Australians are curious about the benefits of buying their groceries online, but the majority don’t feel the need to make a permanent transition as they remain content with the current offerings provided by the bricks and mortar stores, reports customer satisfaction research and ratings business Canstar Blue.
Based on a survey of 6,014 Australians, it said consumers often prefer to physically inspect certain grocery items before purchasing them, particularly when it comes to fresh fruits and vegetables, dairy products and meats.
“However, 42% of the 1,474 adults who have bought groceries online in the last six months said they expect to do the majority of their shopping this way in future. And as online grocery retailers continue to develop their services, it seems a reasonable assumption that more and more consumers will choose to shop this way in the coming years, even if it is only occasionally.”
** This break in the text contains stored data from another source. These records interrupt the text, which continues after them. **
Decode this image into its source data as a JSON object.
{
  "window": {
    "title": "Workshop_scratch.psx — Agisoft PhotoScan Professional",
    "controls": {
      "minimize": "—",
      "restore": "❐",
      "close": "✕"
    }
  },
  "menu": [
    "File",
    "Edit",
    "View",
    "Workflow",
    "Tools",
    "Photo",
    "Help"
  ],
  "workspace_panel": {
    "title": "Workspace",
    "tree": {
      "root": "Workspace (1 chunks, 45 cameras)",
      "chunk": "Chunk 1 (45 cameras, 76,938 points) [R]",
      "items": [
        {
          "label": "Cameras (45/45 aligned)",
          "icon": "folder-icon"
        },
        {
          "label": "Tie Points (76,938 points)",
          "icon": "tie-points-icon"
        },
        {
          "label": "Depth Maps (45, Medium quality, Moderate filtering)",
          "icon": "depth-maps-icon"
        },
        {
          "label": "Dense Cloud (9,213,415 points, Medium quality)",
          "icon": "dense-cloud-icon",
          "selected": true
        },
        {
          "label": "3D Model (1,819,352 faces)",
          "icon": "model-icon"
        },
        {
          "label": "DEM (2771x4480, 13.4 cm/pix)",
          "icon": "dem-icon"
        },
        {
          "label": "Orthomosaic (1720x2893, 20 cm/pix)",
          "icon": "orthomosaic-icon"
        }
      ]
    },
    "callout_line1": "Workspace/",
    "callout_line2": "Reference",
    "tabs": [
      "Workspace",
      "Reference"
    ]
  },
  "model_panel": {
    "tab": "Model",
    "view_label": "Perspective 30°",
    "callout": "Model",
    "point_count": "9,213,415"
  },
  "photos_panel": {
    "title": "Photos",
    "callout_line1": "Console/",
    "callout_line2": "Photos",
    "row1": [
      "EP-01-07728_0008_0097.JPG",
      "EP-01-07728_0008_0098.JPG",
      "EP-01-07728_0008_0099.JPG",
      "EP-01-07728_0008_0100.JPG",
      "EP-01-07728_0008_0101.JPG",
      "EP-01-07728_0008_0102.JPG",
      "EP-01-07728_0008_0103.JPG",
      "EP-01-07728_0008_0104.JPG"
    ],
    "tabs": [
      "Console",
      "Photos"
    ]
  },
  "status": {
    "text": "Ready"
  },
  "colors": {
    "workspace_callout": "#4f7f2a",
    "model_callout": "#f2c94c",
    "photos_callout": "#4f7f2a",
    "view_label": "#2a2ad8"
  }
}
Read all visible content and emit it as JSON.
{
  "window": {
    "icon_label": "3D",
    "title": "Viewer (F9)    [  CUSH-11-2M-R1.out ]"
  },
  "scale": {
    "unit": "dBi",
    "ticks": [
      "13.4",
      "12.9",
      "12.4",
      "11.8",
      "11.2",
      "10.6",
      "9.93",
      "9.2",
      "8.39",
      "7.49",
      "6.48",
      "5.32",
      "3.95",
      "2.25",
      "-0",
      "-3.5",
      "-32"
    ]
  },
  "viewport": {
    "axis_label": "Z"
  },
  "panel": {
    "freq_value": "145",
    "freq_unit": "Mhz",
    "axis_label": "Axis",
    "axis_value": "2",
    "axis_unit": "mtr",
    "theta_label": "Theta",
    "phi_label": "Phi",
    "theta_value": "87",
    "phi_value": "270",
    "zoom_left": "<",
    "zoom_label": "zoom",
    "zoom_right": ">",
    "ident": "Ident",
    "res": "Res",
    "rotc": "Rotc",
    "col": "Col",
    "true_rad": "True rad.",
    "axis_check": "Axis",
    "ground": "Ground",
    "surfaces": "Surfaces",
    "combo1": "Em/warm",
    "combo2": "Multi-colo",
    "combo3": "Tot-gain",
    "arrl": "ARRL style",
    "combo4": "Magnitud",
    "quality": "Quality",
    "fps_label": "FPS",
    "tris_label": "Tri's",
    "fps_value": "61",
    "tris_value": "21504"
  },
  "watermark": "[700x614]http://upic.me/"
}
Of those who had ordered groceries online in the last six months, just one in five choose do all of their shopping this way, Canstar Blue said.
Its research also found:
Who buys their groceries online?
- women (27%) are more likely than men (21%) to have bought groceries online in the last six months
- but of those who have done so, men (22%) were more likely than women (18%) to do all of their grocery shopping this way
- adults aged in their 30s were most likely to have bought groceries online in the last six months (37%), followed by 18-29 year-olds (30%) and consumers in their 40s (29%)
Why people buy groceries online
- 35% of consumers buy their groceries online because it’s easier than shopping in a physical store
- 24% struggle to find time to shop in-store
- 17% believe it’s cheaper buying online
- 7% don’t like visiting supermarkets
- the majority of survey respondents (55%) always use the same website when they buy their groceries online, but 36% have tried more than one online grocery store
- most consumers (64%) are inclined to click onto the website of the supermarket chain they usually buy from in person
What people don’t like about buying groceries online
- 30% of online shoppers cited delivery costs as the biggest cause of complaint
- 18% said their greatest issue was receiving replacement items for products that were unavailable
- 15% found uncertain delivery times their main bugbear
How much people spend when buying groceries online
- More than half of consumers (58%) said they tend to spend less online than they would if they bought their groceries from a bricks and mortar store.
- While a previous Canstar Blue survey found consumers spend an average of $138 per week when they buy groceries in-store, the average for respondents in this survey was a $130 spend on their weekly online shop.
“It’s worth remembering, said Canstar Blue, “that buying online arguably makes you less likely to impulse buy other products that perhaps weren’t on your shopping list in the first place. Shopping online could also make you more price-conscious and willing to select a cheaper option if it’s available. You could argue that shopping online allows you to pay closer attention to your spending, when it’s easier to get carried away in store.”